Retour au collège
Bande Dessinée / Critique - écrit par iscarioth, le 04/09/2005 (Tags : retour theatre paris college sattouf riad ados
L'auteur
Riad Sattouf est un jeune dessinateur BD de 27 ans. Avec seulement quelques albums parus, il s'est déjà fait remarquer comme un auteur particulièrement acerbe. Avec Les Pauvres Aventures de Jérémie, publiées dans la collection Poisson Pilote de chez Dargaud, il s'engouffre dans le genre quotidien avec énormément de piquant. Il ose porter un regard sur la société avec un humour qui déplait beaucoup aux adeptes du consensualisme et du politiquement correct (son héros visite des sites X, s'interroge sur la démarche des « racailles des cités »...). Avec non moins d'esprit critique, Sattouf a aussi investi la collection Bréal Jeunesse, aux côtés de Sfar et de Trondheim, avec les ouvrages Manuel du puceau et Ma circoncision (ce dernier ayant été fauché par la censure).
Come back to school
Avec Retour au collège, Riad Sattouf a eu une grande idée de BD-reportage : investir une classe de troisième dans un collège huppé de Paris. Se présentant comme un écrivain artiste-peintre (ça fait toujours mieux que dessinateur BD !) envoyé par le ministère de l'éducation nationale, Sattouf arrive à rejoindre pour quinze jours une classe de troisième au tempérament explosif. Avec ce séjour, il poursuit ses vieux démons, issus de la pire période de la jeunesse : la préadolescence. « Les noms et physionomies des personnages ont été modifiés. Par contre, les situations et les propos rapportés sont absolument véridiques », peut-on lire dans les premières pages de l'ouvrage. Vu la façon dont Sattouf a croqué les différents profils de la classe, les élèves de troisième C, malgré les changements de prénom et de physionomie, n'auront sans doute aucun mal à se reconnaître.

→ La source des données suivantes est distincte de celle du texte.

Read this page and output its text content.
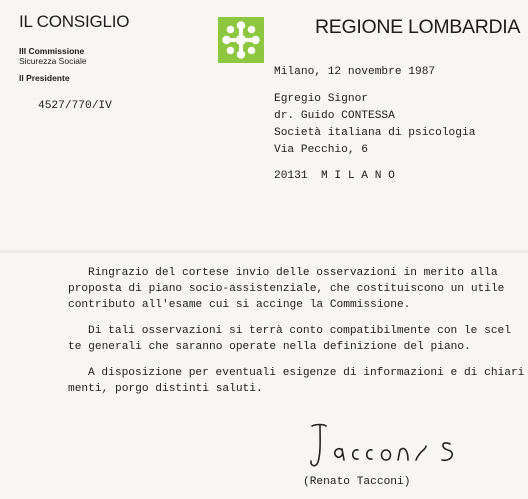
IL CONSIGLIO
III Commissione
Sicurezza Sociale
Il Presidente
REGIONE LOMBARDIA
4527/770/IV
Milano, 12 novembre 1987
Egregio Signor
dr. Guido CONTESSA
Società italiana di psicologia
Via Pecchio, 6
20131  M I L A N O
Ringrazio del cortese invio delle osservazioni in merito alla
proposta di piano socio-assistenziale, che costituiscono un utile
contributo all'esame cui si accinge la Commissione.
Di tali osservazioni si terrà conto compatibilmente con le scel
te generali che saranno operate nella definizione del piano.
A disposizione per eventuali esigenze di informazioni e di chiari
menti, porgo distinti saluti.
(Renato Tacconi)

Autobiographique et observateur
Après une petite mise en bouche sur la genèse du projet, on s'immerge dans l'univers de la troisième C. Une immersion ponctuée de petites anecdotes ou récits tirés de la jeunesse de Sattouf, qui se situe, sur l'échelle hiérarchique du collège, tout en bas, dans « le club des pédés », le repère des blaireaux. Un ouvrage de reportage, donc, mais qui permet à l'auteur de revivre, de se remémorer et finalement d'exorciser ses années collège. Retour au collège est une véritable réussite : l'album reflète très bien ce que peut être l'ambiance d'une classe de troisième, quelle qu'elle soit. Seule la violence n'est pas vraiment représentée car peut-être plus prononcée dans les « ZEP » que dans les « Charles-Henri » et autres « Hubert-Edouard ». On retrouve ce qui a fait et fera toujours les années collège : l'échelle hiérarchique installée tacitement mais sûrement, les différents groupes et types de collégien, les codes vestimentaires intransigeants, la découverte de l'attirance sexuelle, les jeux de domination et de popularité, la discrimination et le racisme ordinaire... Mais même si l'on lit la désapprobation à certain moment sur le visage de Sattouf se mettant en scène dans sa bande dessinée, on ne décèle pas chez lui de message moralisateur ou agressif. Bien au contraire, à plusieurs moments dans son ouvrage, Sattouf effectue des retours en arrière et souligne par des parallèles que les choses ne changent pas et que la préadolescence reste ce qu'elle a toujours été, et ce à travers chaque génération...
Retour au collège est autobiographique, car Sattouf nous y raconte par flash back sa préadolescence. Mais c'est aussi une BD reportage qui plaira pour sa justesse à tous les adultes marqués par leurs années collège... Pour finir, on citera Truffaut, dans l'une de ses tirades sur l'enfance : « L'adolescence ne laisse un bon souvenir qu'aux adultes ayant mauvaise mémoire ».